CMS is predicted to lay out its mandate for nursing homes to require staff vaccinations in mid-October.
For Spiro, this could spell disaster. He projects only about 40 percent to 60 percent of his staff is fully vaccinated.
"The majority of our staff are vaccinated, but enough have refused that the mandate may be a big problem," Spiro said. "If we lose 10 percent or 15 percent of our labor force, I don't know how this industry would carry on right now."
Spiro isn't alone, as 78 percent of respondents to the AHCA/NCAL survey are concerned they will have to close down if the shortages persist or get worse due to the mandate.
According to CMS, about 64 percent of the more than 520,000 nursing home staff in the U.S. were vaccinated against COVID-19 as of Sept. 12.
That leaves more than 187,000 yet to be inoculated, including Chiquita Keen-Johnston, a nursing assistant at Beaumont Commons nursing home in Farmington Hills.
Keen-Johnston has been a nursing assistant for 32 years, including 13 years at Beaumont Commons. But she has no plans to take the COVID-19 vaccine.
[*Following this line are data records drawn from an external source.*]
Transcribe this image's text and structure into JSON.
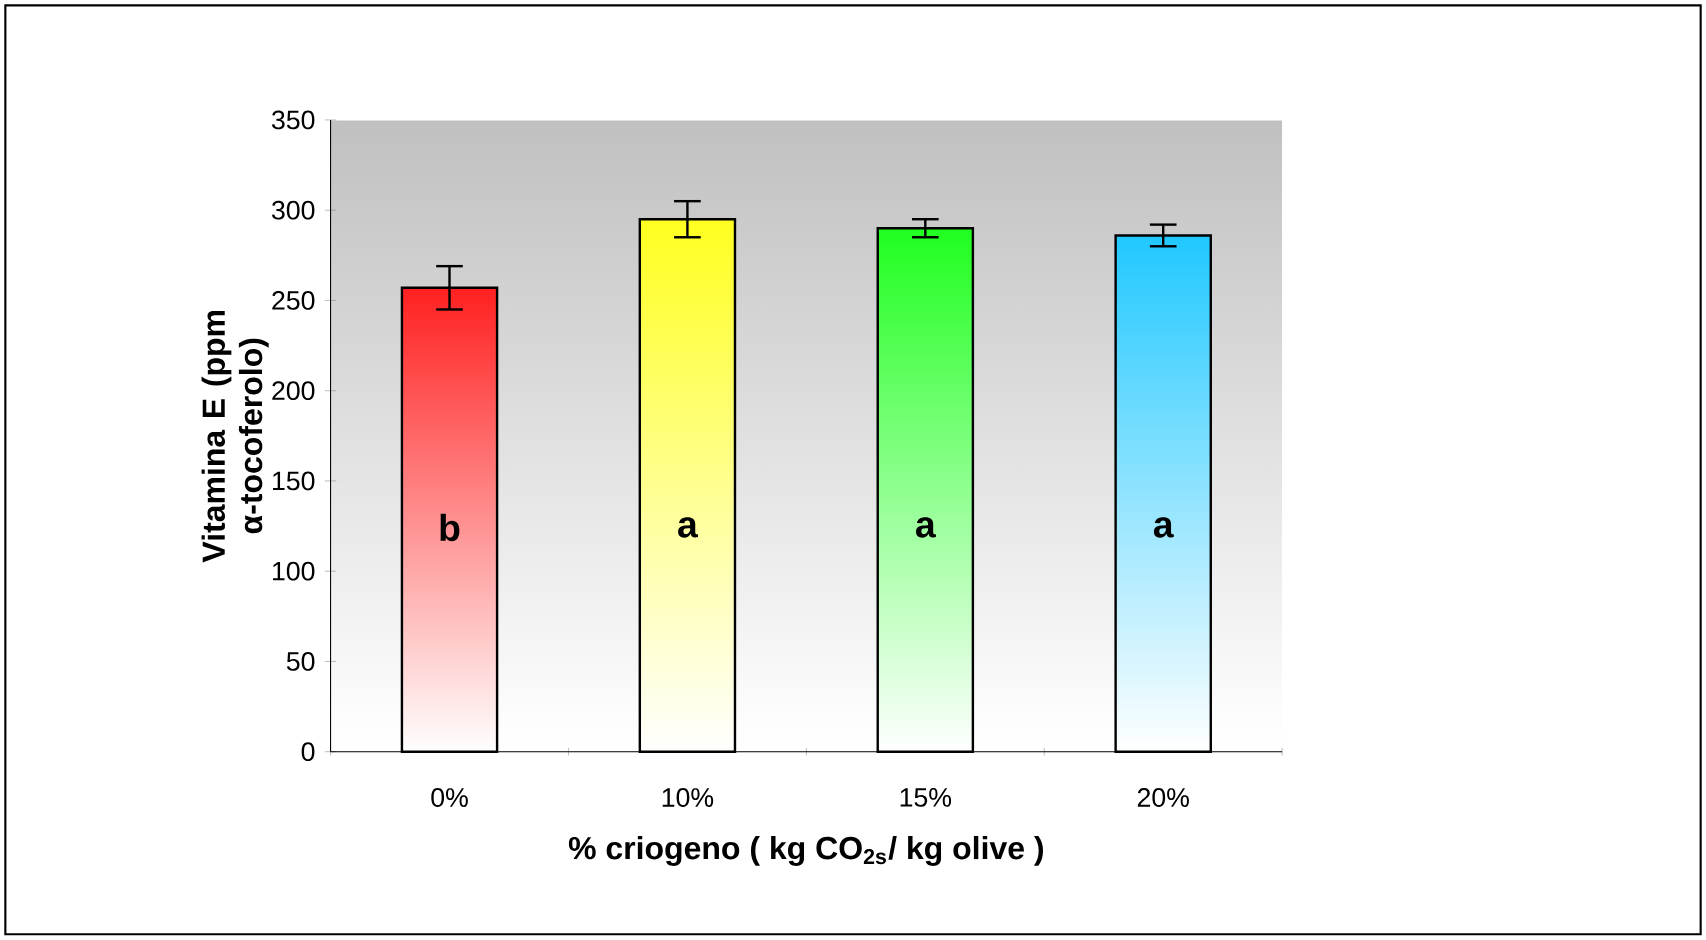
{
  "chart_data": {
    "type": "bar",
    "xlabel": "% criogeno ( kg CO$_{2s}$/ kg olive )",
    "ylabel": "Vitamina E (ppm α-tocoferolo)",
    "categories": [
      "0%",
      "10%",
      "15%",
      "20%"
    ],
    "values": [
      257,
      295,
      290,
      286
    ],
    "errors": [
      12,
      10,
      5,
      6
    ],
    "colors": [
      "#ff2020",
      "#ffff20",
      "#20ff20",
      "#20c8ff"
    ],
    "ylim": [
      0,
      350
    ],
    "yticks": [
      0,
      50,
      100,
      150,
      200,
      250,
      300,
      350
    ],
    "grid": false,
    "annotations": [
      "b",
      "a",
      "a",
      "a"
    ]
  }
}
Instead she has sought a medical exemption for an undisclosed condition. Employers are legally required to allow certain medical exemptions to the vaccine, but the threshold is very narrow.
Keen-Johnston falls under Beaumont Health's vaccine mandate, which was issued last month and goes into effect on Oct. 18, that ultimately will be trumped by CMS' order.
"I am not taking the vaccine," Keen-Johnston said. "I have not heard back on my medical exemption. But I will let them fire me if I don't get it."
Keen-Johnston said all the unvaccinated nursing assistants at Beaumont Commons are waiting to be terminated instead of quitting so they can draw unemployment while they seek employment elsewhere. Keen-Johnston said she plans to devote more time to her small business, Unique Touch 919, which makes personalized items such as memorial blankets.
Samuel and the ACHA have been in communication with CMS in hopes the agency will allow for a more rigorous COVID testing regimen for the unvaccinated instead of an all-out vaccine mandate. But she's not overly hopeful the mandate will be watered down.
"Until we get the pandemic under control, this is going to be a challenge in the industry," Samuel said. "Our staffing challenges feed off the pandemic. We just need to get it under control."
Spiro said the nursing home continues to apply the pressure via information, but only only so many people are willing to take the vaccine.
"We have digital billboards in our buildings and post information everywhere we can," Spiro said. "We're walking around now telling people the mandate is coming, but we're running out of time. We tell them to look around the building. It's safe. We haven't seen one adverse reaction."
Robinson-Lane said most nursing home staff will ultimately align with hospital workers who opposed the mandate but ultimately most got inoculated.
For instance, Houston Methodist mandated the vaccine in June for its roughly 26,000 employees, and only 153 quit or were terminated at the deadline.
"Nursing assistants and staff will complain, but when the mandate comes down, they mostly comply because they need the work," Robinson-Lane said. "With the mandate being industrywide, there's not as many places to go. People just won't have the flexibility they do right now."